In the beginning of Mere Christianity, C. S. Lewis carefully puts forth the concept of natural law. Natural Law is the transcendent moral sense that all men have inside them. Lewis tries to prove that the natural law exists by appealing to his readers own feeling and experience. As he says about the reasons appealed to in an argument, Now what interests me about all these remarks is that the man who makes them is not merely saying that the other man's behaviour does not happen to please him. He is appealing to some kind of standard of behaviour which he expects the other man to know about. And the other man very seldom replies: 'To hell with your standard.' Nearly always he tries to make out that what he has been doing does not really go against the standard, or that if it does there is some special excuse.” When we argue, we always are trying to prove we are right, which requires that there is a right and wrong that we both agree exists. Lewis compares it to soccer, saying “there would be no sense in saying that a footballer had committed a foul unless there was some agreement about the rules of football.” This basic agreement on right and wrong is universal, crossing cultural and epochal barriers.

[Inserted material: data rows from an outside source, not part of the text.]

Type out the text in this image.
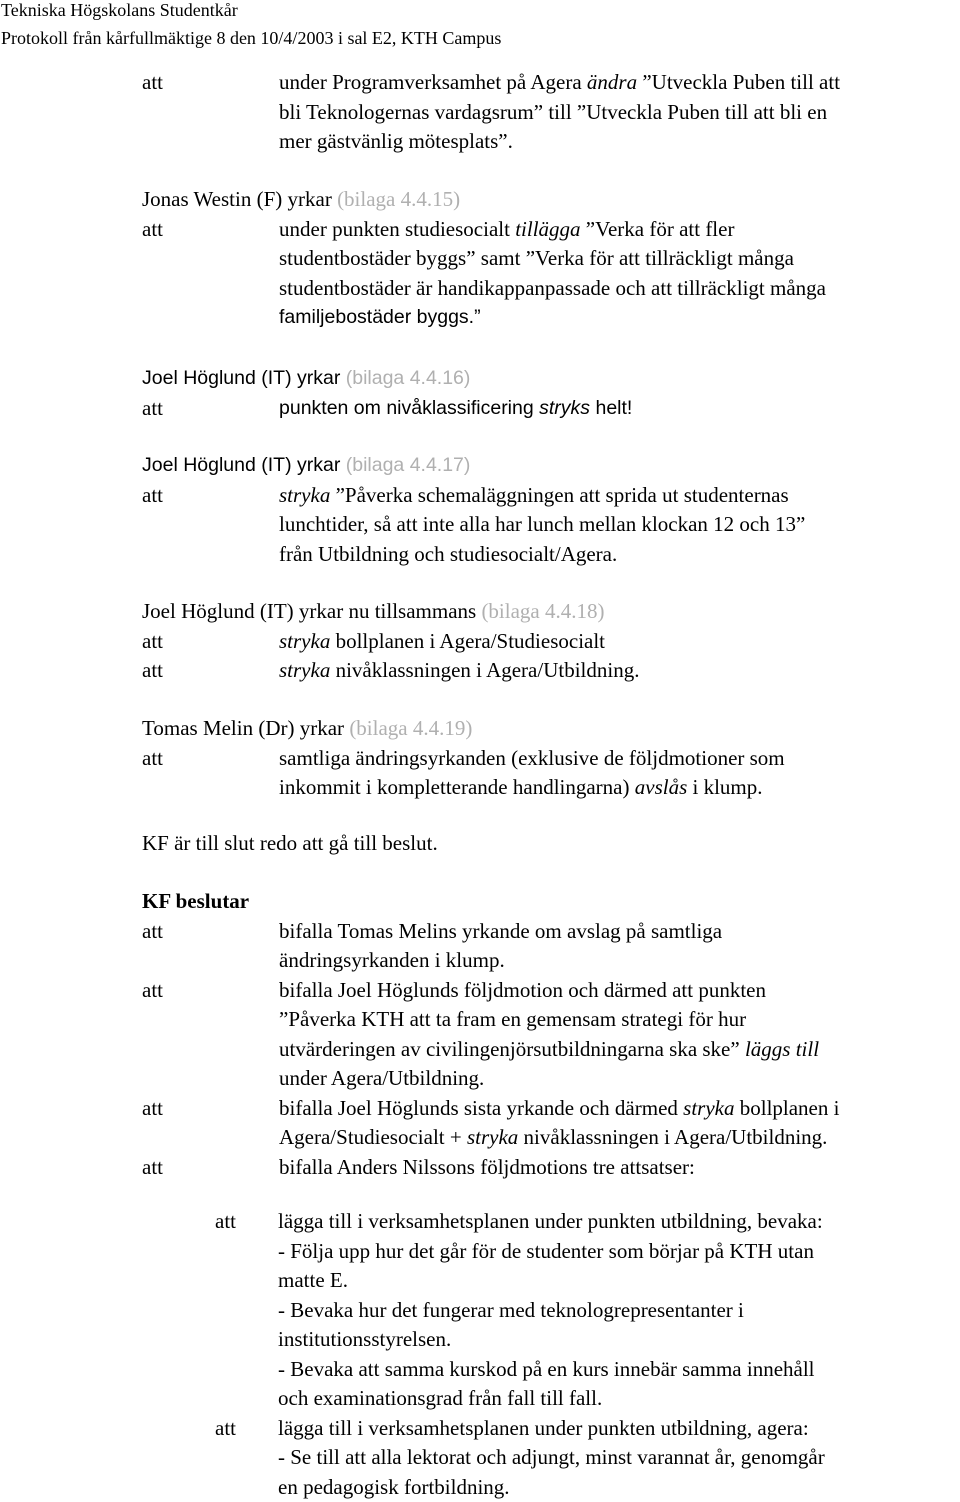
Tekniska Högskolans Studentkår
Protokoll från kårfullmäktige 8 den 10/4/2003 i sal E2, KTH Campus
att	under Programverksamhet på Agera ändra ”Utveckla Puben till att
bli Teknologernas vardagsrum” till ”Utveckla Puben till att bli en
mer gästvänlig mötesplats”.
Jonas Westin (F) yrkar (bilaga 4.4.15)
att	under punkten studiesocialt tillägga ”Verka för att fler
studentbostäder byggs” samt ”Verka för att tillräckligt många
studentbostäder är handikappanpassade och att tillräckligt många
familjebostäder byggs.”
Joel Höglund (IT) yrkar (bilaga 4.4.16)
att	punkten om nivåklassificering stryks helt!
Joel Höglund (IT) yrkar (bilaga 4.4.17)
att	stryka ”Påverka schemaläggningen att sprida ut studenternas
lunchtider, så att inte alla har lunch mellan klockan 12 och 13”
från Utbildning och studiesocialt/Agera.
Joel Höglund (IT) yrkar nu tillsammans (bilaga 4.4.18)
att	stryka bollplanen i Agera/Studiesocialt
att	stryka nivåklassningen i Agera/Utbildning.
Tomas Melin (Dr) yrkar (bilaga 4.4.19)
att	samtliga ändringsyrkanden (exklusive de följdmotioner som
inkommit i kompletterande handlingarna) avslås i klump.
KF är till slut redo att gå till beslut.
KF beslutar
att	bifalla Tomas Melins yrkande om avslag på samtliga
ändringsyrkanden i klump.
att	bifalla Joel Höglunds följdmotion och därmed att punkten
”Påverka KTH att ta fram en gemensam strategi för hur
utvärderingen av civilingenjörsutbildningarna ska ske” läggs till
under Agera/Utbildning.
att	bifalla Joel Höglunds sista yrkande och därmed stryka bollplanen i
Agera/Studiesocialt + stryka nivåklassningen i Agera/Utbildning.
att	bifalla Anders Nilssons följdmotions tre attsatser:
att	lägga till i verksamhetsplanen under punkten utbildning, bevaka:
- Följa upp hur det går för de studenter som börjar på KTH utan
matte E.
- Bevaka hur det fungerar med teknologrepresentanter i
institutionsstyrelsen.
- Bevaka att samma kurskod på en kurs innebär samma innehåll
och examinationsgrad från fall till fall.
att	lägga till i verksamhetsplanen under punkten utbildning, agera:
- Se till att alla lektorat och adjungt, minst varannat år, genomgår
en pedagogisk fortbildning.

Lewis also points out that when we normally refer to the laws of nature, we mean scientific laws. A modern would say that newtons laws were the natural law, and our moral sense would be thought of as something completely different. Lewis argues that just as physical bodies have laws, our minds have laws as well. There is two great difference between the two laws, and one is “that a body could not choose whether it obeyed the law of gravitation or not, but a man could choose either to obey the Law of Human Nature or to disobey it.” The idea that we could choose to disobey a scientific law is ludicrous, but we disobey the moral law all the time. The other difference, which Lewis does not touch upon explicitly, is that we can imagine a world that had different scientific laws, but not a different moral law. Think of Peter Pan, the fact that he can fly, and others the ability to fly goes against all scientific knowledge, but can all imagine it happening to us. If, however, Peter had been a coward and betrayed his friends and that made him good and a hero, we would find the story absurd because we can not actually imagine a world where that would be a good thing. Scientific laws are unbreakable, but not necessary. The moral law is breakable, but transcendent and unavoidable.

2 comments:

  1. I love the way you compare scientific law and moral law. Scientific law we can't really go against because it is there, and I guess I find it funny that moral law is breakable when it is really more important for the sake of humanity.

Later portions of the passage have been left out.